Recently, Trump tweeted that news stories that reference anonymous, unnamed sources are “fake news,” in reference to reports that Jared Kushner tried to set up improper “backchannel communications” with Russia. But when a reporter pointed out that Trump retweeted a Fox debunk of the backchannel claim that was itself sourced from an unnamed insider, Spicer had to explain why Trump promoted one story with an anonymous source while dismissing another. Spicer, being careful not to confirm or deny the report, said the question assumed “a lot of facts that are not substantiated by anything but anonymous sources that are so far being leaked out.” So anonymous sources aren’t fake news? Or are they?

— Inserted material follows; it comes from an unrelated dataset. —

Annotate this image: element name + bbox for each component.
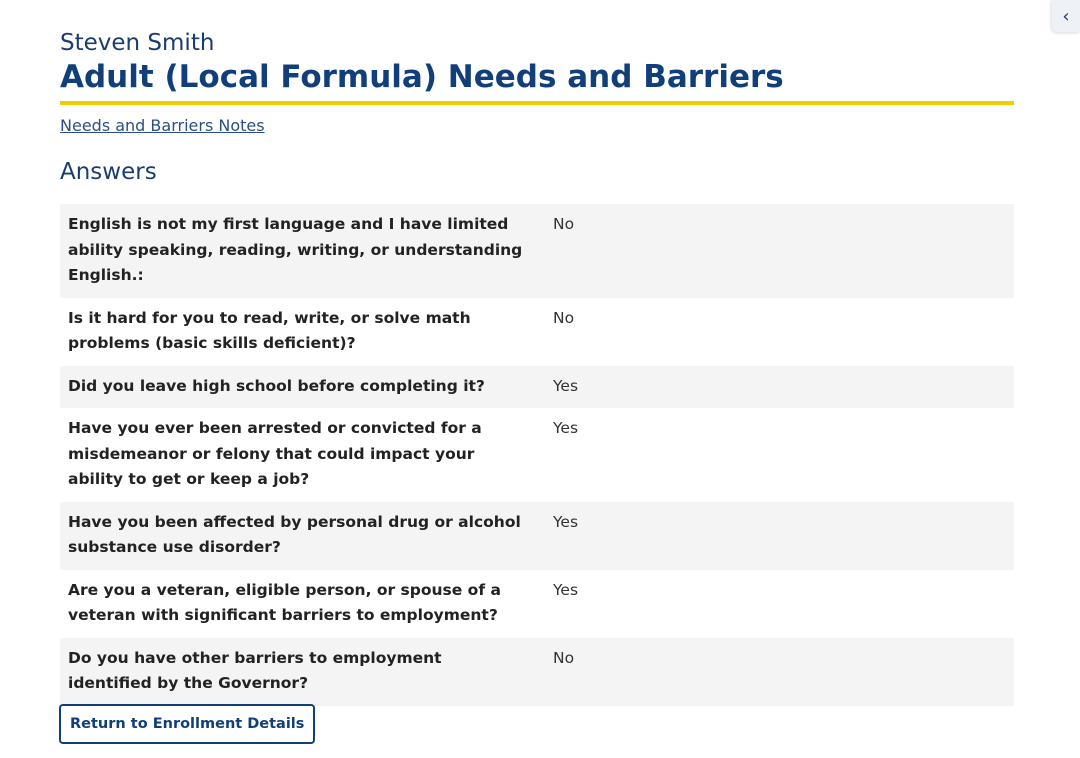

After spending an hour railing against it, however, Spicer bizarrely struggled to give a single clear example of fake news. When asked to name a fake news story, Spicer pointed to a tweet from a BBC reporter claiming that Trump didn’t wear a translation earpiece during the Italian Prime Minister’s G7 speech. Trump was wearing one, it was just an in-ear piece. When CNN’s Jim Acosta pointed out that that was a tweet an not an actual article, Spicey got testy:
Of course, if Spicer really thinks that false tweets are fake news, then that would make his boss the world’s most prolific publisher.
Despite all the lazy cynicism and obfuscation Spicer employed in his halfhearted defenses, however, one line from the briefing may have been the truest statement we’ve ever heard from the Press Secretary yet:
“The best messenger is the president himself, he’s always proven that.”
On that point, Spicey, I think we can agree.